The modern gamer is forced to spend a lot of money if they're looking to keep up to date with the biggest AAA titles of the industry. That's not even referencing the microtransactions, DLC packs, and countless expansions that pervade this art form in the modern age. It sucks. That's why taking an initial look at Guitar Hero Live and its hefty $100 price tag in the US can seem steep, but that's not to say it isn't worth it.
The first Guitar Hero was released back in 2005 and started a musical revolution in Video Games! Everyone was playing Activision's product, and as the band expanded to include more instruments, many of us followed suit.
However, the series disappeared following the release of Guitar Hero: Warriors of Rock in 2011, and many of us had lost interest at this point in the franchise's development. Now suddenly, 2015 has seen the release of Guitar Hero Live, a fresh take on the well-established legend, and there's something that's hard to admit about Activision's return.
Guitar Hero Live Review
For any of you who've been following Guitar Hero Live, you'll know that there are two noticeable updates to the franchise: one is obviously the guitar, and the other is the whole "live" aspect. The latter only comes to life in a rather lackluster campaign, one that you could completely avoid and lose nothing for doing so. The idea is that you're playing on stages of various size with different bands, and based on your performance there are recorded band and audience reactions. They'll boo if you miss too many notes, and cheer with joy if you succeed throughout. It's a simple and fun idea, but it's not always very effective.

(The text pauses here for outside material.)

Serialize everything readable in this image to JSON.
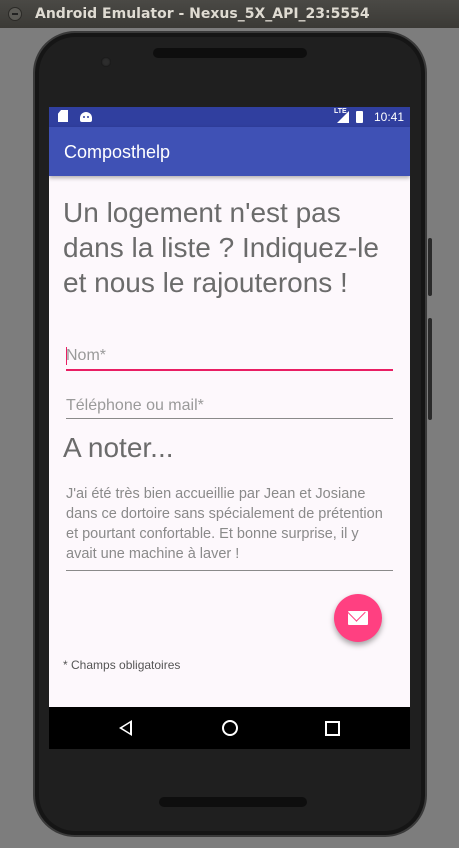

You feel no attachments to the bands that you play with and the crowd can be quick to turn on you - even if you achieve 95% overall in a song, and then miss a few notes at the end, the song will end like you failed. Bit harsh. But all of this can be overlooked for Guitar Hero TV.
Guitar Hero TV is Far Too Addictive!
In this part of Guitar Hero Live, you'll be able to switch on a music channel, like you once did with MTV, and simply play through the online setlist of songs. They're split up into categories, or shows, which generally last for about half an hour and focus on a genre, be it indie, rock, metal, etc. This mode is dangerously addictive, as you can literally just sit there and play song after song, not knowing what's going to come up next. You're also competing against other players online with a small leader board on the side of the song - you can see this in the image above. Seeing you rise to the top during solo is thrilling and tremendously rewarding.
Additionally, performing well in songs grants you cash and experience points for leveling up online, or buying a few nice cosmetic upgrades. Of course you can put real money into the game and buy these things right away, but Guitar Hero Live does an excellent job of rewarding you with enough money for playing well that it never seems necessary to do so. Just keep playing this addictive game and you'll be rewarded well enough to buy whatever you desire!
Guitar Hero Live Is One of the Most Enjoyable Games I've Played All Year!
This is the bit that's hard to admit. In a year that's seen the release of The Witcher 3, Bloodborne, [Batman: Arkham Knight](tag:2683936), and [Metal Gear Solid V: The Phantom Pain](tag:2683985), Guitar Hero Live is still some of the most fun I've had with a video game all year. The price was intimidating, and I was afraid that this new formula wasn't going to work. But then you get that new guitar in your hands.
This new guitar almost renders the old games obsolete. With its new button layout system, you'll be shaping your hand in a way that closely resembles actual chords on a guitar. It's more satisfying, complicated, rewarding, and ultimately enjoyable. Old fans will be challenged at first, but will soon adapt to a new way of playing that'll change how you enjoy this franchise forever. Guitar Hero is back, and we're endlessly delighted to have it in our living room!